Is Wal-Mart Stock’s Dividend Safe?
Investors are aware that retailers like Wal-Mart Stores, Inc. (NYSE:WMT) are under the threat of the booming e-commerce industry. But Wal-Mart stock has been resilient; year-to-date, it returned a decent 17%.
Most recently, though, there is a new report showing how e-commerce giant Amazon.com, Inc. (NASDAQ:AMZN) is delivering damage to a particular segment at Wal-Mart. Could this put WMT stock’s dividend in danger? Let’s take a look.
Cowen & Co. published a report on Monday indicating that the percentage of U.S. households that pay exclusively for “Amazon Prime” membership but no other warehouse membership has grown from 7.1% in 2013 to 16.2% in 2016. Meanwhile, the percentage of households that only use Costco Wholesale Corporation (NASDAQ:COST) dropped from 14.9% to 9.8%, while those using only Sam’s Club fell from 16.9% to 9.7%. (Source: “Amazon’s Prime membership is eating into Costco and Sam’s Club’s territory,” Business Insider, September 26, 2016.)
How does this affect Wal-Mart? Well, Wal-Mart owns Sam’s Club. However, while the report depicts a difficult situation at Sam’s Club, I don’t think Wal-Mart stock investors should be too worried about it. Here’s why.
First, let’s acknowledge the increasing popularity of Amazon Prime membership. When you get free two-day shipping on over 20 million eligible items, unlimited music streaming, free unlimited photo storage, and ever free on-demand video streaming for just $99.00 a year, the value is hard to beat. And indeed, consumers love it; while Amazon doesn’t release specific numbers regarding the Prime membership base, Consumer Intelligence Research Partners reported in July that in the second quarter of 2016, 52% of Amazon shoppers were also Prime subscribers. (Source: “Jeff Bezos’ master plan to make everyone an Amazon Prime subscriber is working,” Quartz, July 11, 2016.)
While Amazon is having a blast with its Prime membership, Sam’s Club is not really struggling.
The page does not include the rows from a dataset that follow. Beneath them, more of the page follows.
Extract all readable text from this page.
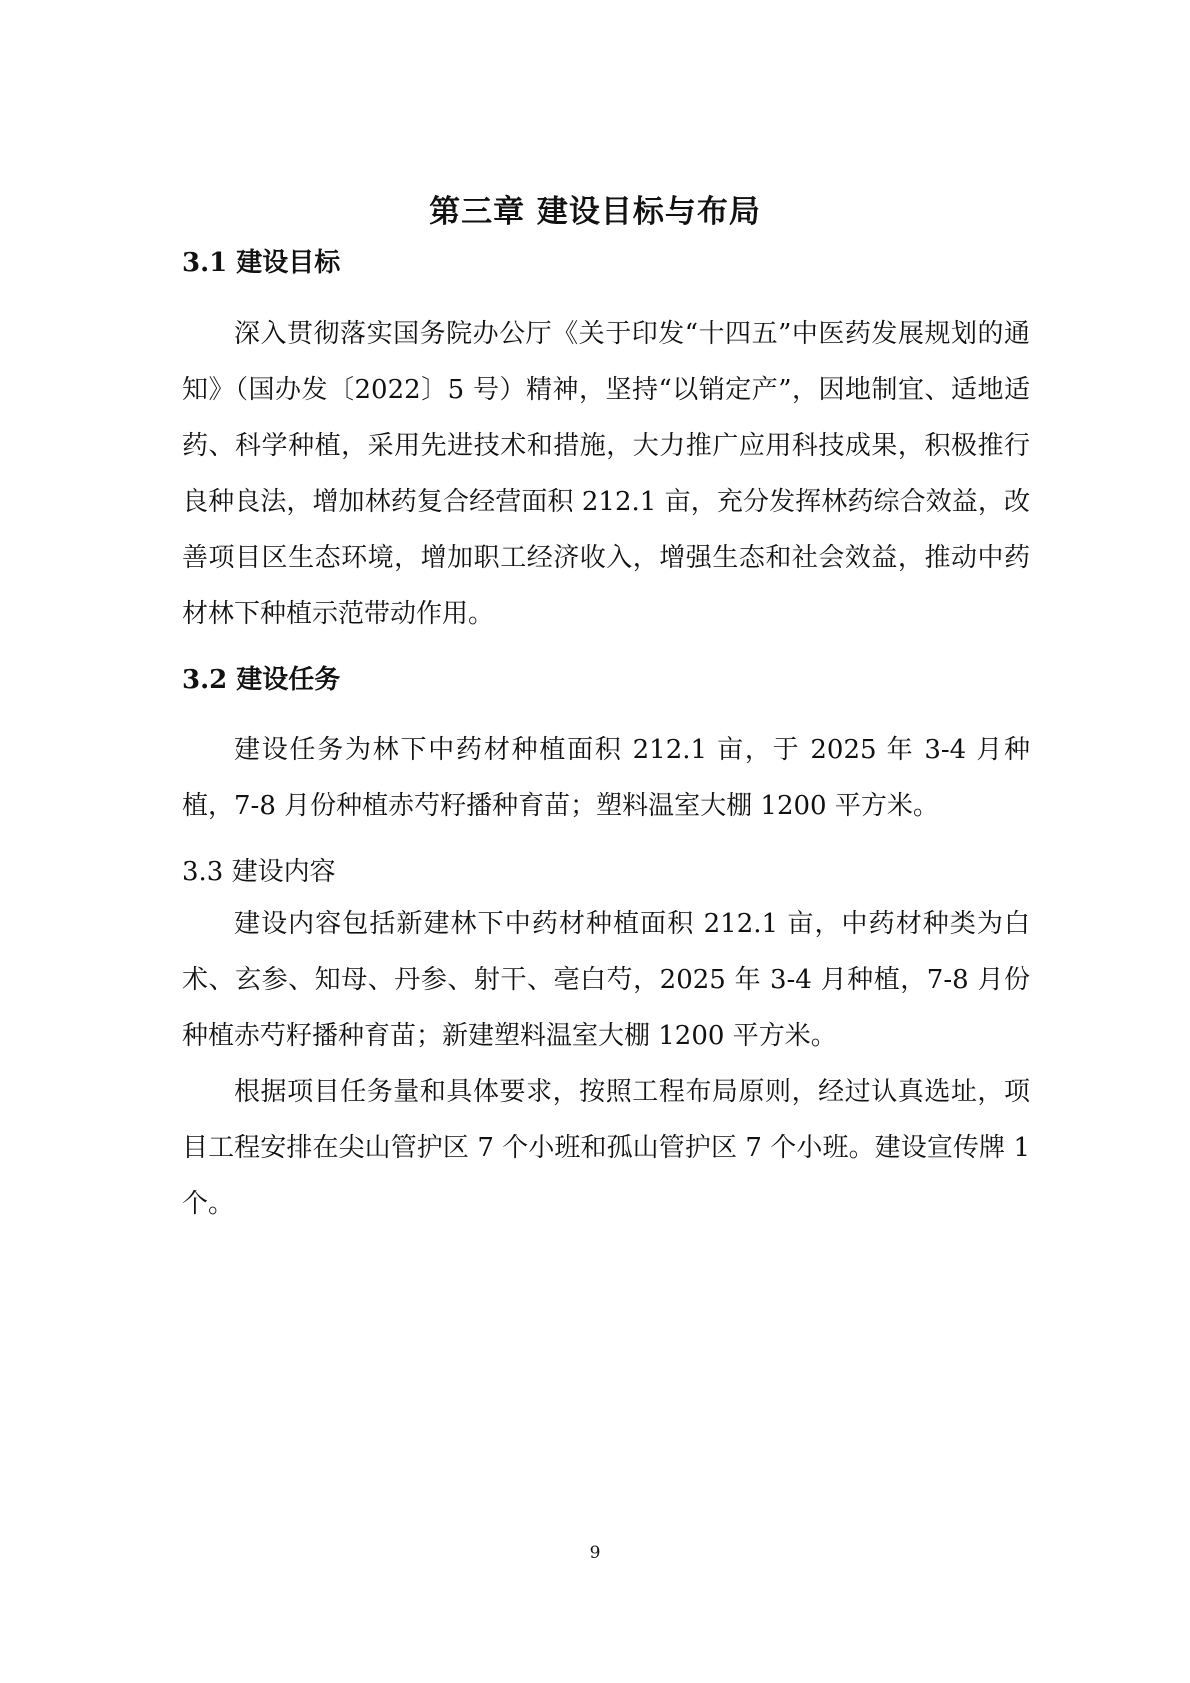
第三章 建设目标与布局
3.1 建设目标

深入贯彻落实国务院办公厅《关于印发“十四五”中医药发展规划的通知》（国办发〔2022〕5 号）精神，坚持“以销定产”，因地制宜、适地适药、科学种植，采用先进技术和措施，大力推广应用科技成果，积极推行良种良法，增加林药复合经营面积 212.1 亩，充分发挥林药综合效益，改善项目区生态环境，增加职工经济收入，增强生态和社会效益，推动中药材林下种植示范带动作用。

3.2 建设任务

建设任务为林下中药材种植面积 212.1 亩，于 2025 年 3-4 月种植，7-8 月份种植赤芍籽播种育苗；塑料温室大棚 1200 平方米。

3.3 建设内容

建设内容包括新建林下中药材种植面积 212.1 亩，中药材种类为白术、玄参、知母、丹参、射干、亳白芍，2025 年 3-4 月种植，7-8 月份种植赤芍籽播种育苗；新建塑料温室大棚 1200 平方米。

根据项目任务量和具体要求，按照工程布局原则，经过认真选址，项目工程安排在尖山管护区 7 个小班和孤山管护区 7 个小班。建设宣传牌 1 个。

9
In Wal-Mart’s most recent fiscal quarter, Sam’s Club reported a 0.6% increase in comparable stores sales (without fuel), which is slightly ahead of the company’s expectations. Moreover, operating income at Sam’s Club grew 10.3% year-over-year to $472.0 million. (Source: “Walmart reports Q2 FY17 EPS of $1.21, adjusted EPS1 of $1.07, Raises full-year adjusted EPS1 guidance range to $4.15 to $4.35,” Wal-Mart Stores, Inc., August 18, 2016.)
Most notably, membership income at Sam’s Club increased 2.9% during the quarter. According to Wal-Mart Executive Vice President and Chief Financial Officer Brett Biggs, “Plus” member counts increased in the quarter and Plus member penetration, “is near all-time highs.” (Source: “Second Quarter Fiscal Year 2017 Earnings Call,” Wal-Mart Stores, Inc., August 18, 2016.)
So it seems that Sam’s Club is doing just fine and the segment is not impacting Wal-Mart’s ability to pay dividends. But what if Amazon Prime does cause a decline in Sam’s Club’s membership base?
Well, all you need to do is look at the size of Sam’s Club relative to Wal-Mart’s other segments. In the company’s fiscal 2016, Sam’s Club accounted for just 12% of Wal-Mart’s total net sales. The bulk of the company’s net sales came from Walmart U.S. (62%) and Walmart International (26%), neither of which is a membership-based business. (Source: “2016 Financial Fact Book,” Wal-Mart Stores, Inc., April 20, 2016.)
What this means is that even if Amazon Prime causes a major disruption among membership-based retailers, the impact on WMT stock’s ability to pay dividends would be limited, given the size of its Sam’s Club segment.
And don’t forget that despite WMT stock’s impressive 2.79% dividend yield, the company is not paying out all its earnings. In fiscal 2016, the company generated $4.57 in diluted earnings per share, while its dividends declared for that period totaled $1.96 per share. This means Wal-Mart stock is only paying out 43% of its earnings, which leaves plenty of room for future payout hikes. At the same time, it also leaves a margin for error, meaning income investors can still count on this retail giant, even if Sam’s Club’s business slows down.
The Bottom Line on WMT Stock
Wal-Mart stock is a “dividend aristocrat,” as the company has been raising its dividend every single year since 1974. While the booming e-commerce industry has undoubtedly affected traditional retailers, Wal-Mart’s business is still going strong and its payout hikes could continue well into the future.